Winter driving fun: There’s that moment we’ve all experienced when you realize you are not going to make it to your destination. Your tires spin, your tail swerves. Now what? How about when your wipers have lost their battle with the freezing precipitation and your windshield resembles frosted glass?
No matter how much new technology and new features auto manufacturers manage to cram into our cars, winter still seems to win out. The key to maintaining the upper hand is preparation and technique.
Tires / When it comes to winter travel, the most important decision you make is tire choice. Tire companies have been touting all-season tires for years, but as good as the latest ones are, they are no match for a real snowfall. When the heavy stuff hits, four dedicated snow tires offer far superior traction, dramatically affecting acceleration, braking, and cornering. Even if you have all-wheel or four-wheel drive, you still need winter tires.

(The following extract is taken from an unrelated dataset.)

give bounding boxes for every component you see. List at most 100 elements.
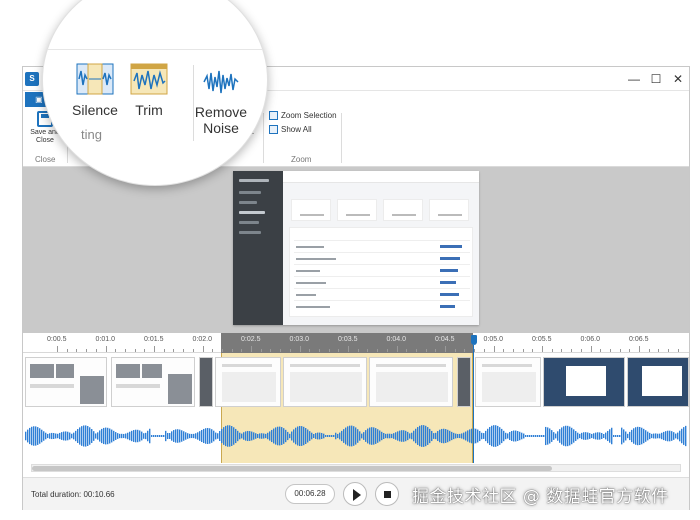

Technique / Adjusting your speed for conditions means slowing down, but also maintaining enough speed when approaching a hill. Braking should be done before cornering, and don’t accelerate until your wheels are again pointed straight after exiting the turn. Most vehicles you see off the road in winter are AWD SUVs. AWD only gives you better traction for accelerating. It does not help in cornering or braking. Even with traction and stability control, you can still slide out. The key to winter driving is being smooth, avoiding sudden gas, brake, or steering inputs. Lastly, remember to increase the distance between you and the car in front.
Clear visibility / To keep your windshield free of ice and slush, start with a thorough cleaning before the snow flies. Use a product like Invisible Glass or Rain-X, which have built-in repellants, making ice and snow less likely to stick. The next step is replacing wiper blades. Blades should be replaced every six months, but certainly at the start of winter.
If your car has been parked and has a build up of ice on the glass, start the car and put the defroster on low or medium. As the car warms up, this will loosen the ice’s adhesion to the glass and make removal a much easier process. Don’t hack and chop at the ice as you can damage your windshield or paint. Once the windshield is warm, your scraper will have an easy job. Make sure your windshield washer tank is filled with a winter fluid containing a de-icer. Never put water in your washer tank: it will freeze.
Travel tips / Before you hit the road for any considerable distance, check your tire pressure and fluids and give your car a good coat of wax or polish. This will cut down on snow build-up on painted surfaces. If your car is already covered with snow, brush it off. Your outward visibility will be much better and you won’t blind those behind you with the snow coming off your car. Besides, it’s the law.
For winter trips, your car should have an emergency kit including: a shovel (in case you ignore my driving tips above), jumper cables, extra washer fluid, a blanket, emergency flares, non-perishable food, drinking water, a small piece of carpet (for tire traction or to kneel on when changing a tire), and a first-aid kit. If you are heading north, a set of tire chains is a good idea. New designs are a snap to install.
Accessories / As the behemoth SUV slowly fades into extinction, consumers are driving smaller vehicles. For those times you need more room, say, for a ski trip to Vermont, consider a roof box. Thule, based in Seymour, Connecticut, is the originator and still the top dog in roof box design and quality. Their newest models are easy to install, load from either side, come in a wide variety of sizes and are very aerodynamic. To keep your interior cleaner, get a set of fitted winter floor mats, preferably designed specifically for your car so they don’t slide around and get caught under the pedals. In addition to containing the dirt and water, they can be used in a pinch to give you traction under your tires—face down—if you get stuck.